Imagine you have a star, B.

1 light year west of B is a star called A. This solar system is inhabited by Aians.

At the same time, 3 light years to the east of B is a third star, C. This solar system is also inhabited, this time by Cians.

Aians and Cians are in radio contact with each other and have been for many decades - it takes 8 years for a signal to make a round trip from A to C and back, but who cares? It's pretty good for an Einsteinian universe with no FTL.

  1ly         3ly
*-----*-----------------*
A     B                 C

Suppose B suddenly, unexpectedly, goes supernova. The supernova, let's say for the sake of argument, expands at half the speed of light, while the light from the supernova moves (of course) at light speed.

After 1 year, the Aians see that B has gone supernova.

After 2 years, the supernova shockwave reaches them and - let's say - wipes them out.

After 3 years, the Cians see that B has gone supernova. They know how far away B is, how far away A is, and how fast the supernova is expanding; from this they quickly infer that the Aians must have been wiped out 1 year ago.

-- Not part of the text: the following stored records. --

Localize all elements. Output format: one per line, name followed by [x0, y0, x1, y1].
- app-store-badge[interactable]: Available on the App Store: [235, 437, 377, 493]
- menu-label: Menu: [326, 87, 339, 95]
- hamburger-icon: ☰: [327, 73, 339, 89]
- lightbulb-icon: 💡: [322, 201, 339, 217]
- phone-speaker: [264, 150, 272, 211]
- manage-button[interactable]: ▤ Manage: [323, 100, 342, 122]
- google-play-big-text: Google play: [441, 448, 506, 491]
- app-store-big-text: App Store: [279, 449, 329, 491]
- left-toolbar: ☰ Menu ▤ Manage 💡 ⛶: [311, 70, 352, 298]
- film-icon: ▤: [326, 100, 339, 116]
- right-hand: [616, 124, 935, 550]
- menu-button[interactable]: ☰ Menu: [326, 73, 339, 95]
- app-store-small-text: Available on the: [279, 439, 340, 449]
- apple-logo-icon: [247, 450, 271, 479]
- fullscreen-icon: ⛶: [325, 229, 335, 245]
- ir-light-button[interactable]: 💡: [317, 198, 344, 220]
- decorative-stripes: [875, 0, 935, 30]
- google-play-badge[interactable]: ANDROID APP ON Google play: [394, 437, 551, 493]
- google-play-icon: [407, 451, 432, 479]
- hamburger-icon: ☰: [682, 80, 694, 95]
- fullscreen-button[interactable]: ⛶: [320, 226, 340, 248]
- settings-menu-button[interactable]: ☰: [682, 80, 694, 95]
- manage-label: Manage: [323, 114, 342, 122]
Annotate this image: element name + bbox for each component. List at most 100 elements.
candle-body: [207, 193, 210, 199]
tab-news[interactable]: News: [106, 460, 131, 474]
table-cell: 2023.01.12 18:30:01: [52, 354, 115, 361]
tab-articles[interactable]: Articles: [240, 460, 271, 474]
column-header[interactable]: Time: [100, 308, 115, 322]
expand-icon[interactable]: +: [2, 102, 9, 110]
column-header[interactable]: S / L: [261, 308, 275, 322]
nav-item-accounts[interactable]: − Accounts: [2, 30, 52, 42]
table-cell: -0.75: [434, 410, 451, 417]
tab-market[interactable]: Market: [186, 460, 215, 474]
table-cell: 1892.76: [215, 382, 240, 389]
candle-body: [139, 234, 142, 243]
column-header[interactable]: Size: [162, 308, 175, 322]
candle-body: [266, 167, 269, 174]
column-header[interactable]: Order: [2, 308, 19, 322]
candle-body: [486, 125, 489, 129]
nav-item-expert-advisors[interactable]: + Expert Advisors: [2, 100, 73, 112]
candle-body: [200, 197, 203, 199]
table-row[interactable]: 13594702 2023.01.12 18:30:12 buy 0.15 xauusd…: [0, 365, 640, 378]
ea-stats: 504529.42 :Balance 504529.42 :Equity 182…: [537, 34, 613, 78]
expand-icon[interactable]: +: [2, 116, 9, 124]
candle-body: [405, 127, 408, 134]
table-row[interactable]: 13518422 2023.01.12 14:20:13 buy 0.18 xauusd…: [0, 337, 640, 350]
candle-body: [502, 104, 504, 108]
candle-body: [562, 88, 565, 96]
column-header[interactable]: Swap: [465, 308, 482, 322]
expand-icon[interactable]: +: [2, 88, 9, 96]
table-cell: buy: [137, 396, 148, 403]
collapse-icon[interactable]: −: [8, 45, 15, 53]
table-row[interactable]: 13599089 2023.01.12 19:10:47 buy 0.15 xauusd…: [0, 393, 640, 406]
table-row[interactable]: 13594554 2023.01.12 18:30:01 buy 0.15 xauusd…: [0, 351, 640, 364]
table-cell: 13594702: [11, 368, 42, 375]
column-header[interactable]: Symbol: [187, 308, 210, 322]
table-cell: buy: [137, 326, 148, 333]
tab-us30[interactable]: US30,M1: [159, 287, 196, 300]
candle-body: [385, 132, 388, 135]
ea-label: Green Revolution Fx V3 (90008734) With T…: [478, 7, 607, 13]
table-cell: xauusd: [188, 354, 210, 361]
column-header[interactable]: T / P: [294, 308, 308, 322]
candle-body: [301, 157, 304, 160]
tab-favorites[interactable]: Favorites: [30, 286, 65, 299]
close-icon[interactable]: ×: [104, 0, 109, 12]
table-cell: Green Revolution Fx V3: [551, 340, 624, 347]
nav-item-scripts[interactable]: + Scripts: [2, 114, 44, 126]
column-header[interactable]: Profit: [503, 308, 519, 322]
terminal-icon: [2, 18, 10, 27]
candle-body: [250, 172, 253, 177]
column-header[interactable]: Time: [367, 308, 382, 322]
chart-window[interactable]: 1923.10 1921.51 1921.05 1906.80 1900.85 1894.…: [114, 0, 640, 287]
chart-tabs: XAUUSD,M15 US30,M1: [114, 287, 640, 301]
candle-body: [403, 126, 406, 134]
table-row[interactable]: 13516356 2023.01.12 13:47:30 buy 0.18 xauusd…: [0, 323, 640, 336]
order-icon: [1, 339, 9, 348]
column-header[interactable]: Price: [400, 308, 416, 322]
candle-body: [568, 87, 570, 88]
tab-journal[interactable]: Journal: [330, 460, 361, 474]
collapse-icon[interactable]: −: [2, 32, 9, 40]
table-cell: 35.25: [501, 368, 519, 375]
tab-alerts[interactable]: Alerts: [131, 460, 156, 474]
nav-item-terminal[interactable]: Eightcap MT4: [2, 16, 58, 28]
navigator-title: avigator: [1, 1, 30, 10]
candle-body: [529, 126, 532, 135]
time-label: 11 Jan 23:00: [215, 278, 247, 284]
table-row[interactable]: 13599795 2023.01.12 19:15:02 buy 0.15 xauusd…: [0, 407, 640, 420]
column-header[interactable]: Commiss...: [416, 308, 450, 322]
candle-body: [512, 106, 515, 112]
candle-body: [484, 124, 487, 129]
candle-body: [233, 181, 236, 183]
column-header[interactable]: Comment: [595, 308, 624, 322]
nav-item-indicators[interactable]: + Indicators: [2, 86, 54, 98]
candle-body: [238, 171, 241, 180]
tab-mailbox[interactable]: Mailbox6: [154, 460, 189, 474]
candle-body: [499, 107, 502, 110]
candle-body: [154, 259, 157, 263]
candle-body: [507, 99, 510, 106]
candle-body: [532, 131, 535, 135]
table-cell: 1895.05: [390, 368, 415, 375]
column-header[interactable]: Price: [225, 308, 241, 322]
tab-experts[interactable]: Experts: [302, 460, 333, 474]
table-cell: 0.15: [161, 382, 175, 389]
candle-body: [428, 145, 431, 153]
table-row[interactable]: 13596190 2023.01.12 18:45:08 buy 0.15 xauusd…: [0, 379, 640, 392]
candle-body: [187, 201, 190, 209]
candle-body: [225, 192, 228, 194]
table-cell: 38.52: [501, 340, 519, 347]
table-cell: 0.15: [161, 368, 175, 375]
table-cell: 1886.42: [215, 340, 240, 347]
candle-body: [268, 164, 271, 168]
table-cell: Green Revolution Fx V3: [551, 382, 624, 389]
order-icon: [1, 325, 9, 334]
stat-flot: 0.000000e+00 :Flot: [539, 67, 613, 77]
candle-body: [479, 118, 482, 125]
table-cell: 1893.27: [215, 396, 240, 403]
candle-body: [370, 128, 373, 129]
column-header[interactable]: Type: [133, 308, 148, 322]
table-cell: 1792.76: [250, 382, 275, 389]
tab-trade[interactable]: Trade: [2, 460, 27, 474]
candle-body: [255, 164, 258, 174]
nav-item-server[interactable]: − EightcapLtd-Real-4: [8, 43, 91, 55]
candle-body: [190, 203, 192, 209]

(After six years, the Cians are also wiped out, but that's not important.)

Read that again: the Cians know that the Aians have been destroyed just one year after it happens - even though it happened four light years away. That information has travelled at four times the speed of light!

Wait, no it hasn't.

Move C west a light year.

  1ly      2ly
*-----*-----------*
A     B           C

In this situation, the Cians see the supernova at the same time as the shockwave hits A, which gives the impression that the information travelled three light years instantly.

Move C any closer to B and it looks like the Cians know about A being destroyed before it even happens... and the fault in the reasoning becomes painfully obvious. Nothing - neither information nor matter nor energy - has actually physically travelled from A to C. The inference that A has been/will be destroyed isn't certain until the light of the expiring Aian homeworld reaches C, years later. The actual fact of the matter is rather that all the relevant information was actually at C all along.

Implications

The applications of this are limited on Earth, where an electrical impulse can circle the globe in a seventh of a second. But I can imagine this becoming a useful effect in space-based scenarios.

Imagine, for example, we replace A and C with two fleets of slower-than-light starships and B with a central command post, relaying instructions to the two fleets. One could have a situation where fleets A and C - acting on instructions sent from B - are moving in perfect synchronicity, perhaps to rendezvous or attack a certain position together, despite it being physically impossible for them to communicate with each other!

Cool, no?

And that's how you can (dupe your enemies into thinking you can) transmit information faster than light, but can't really.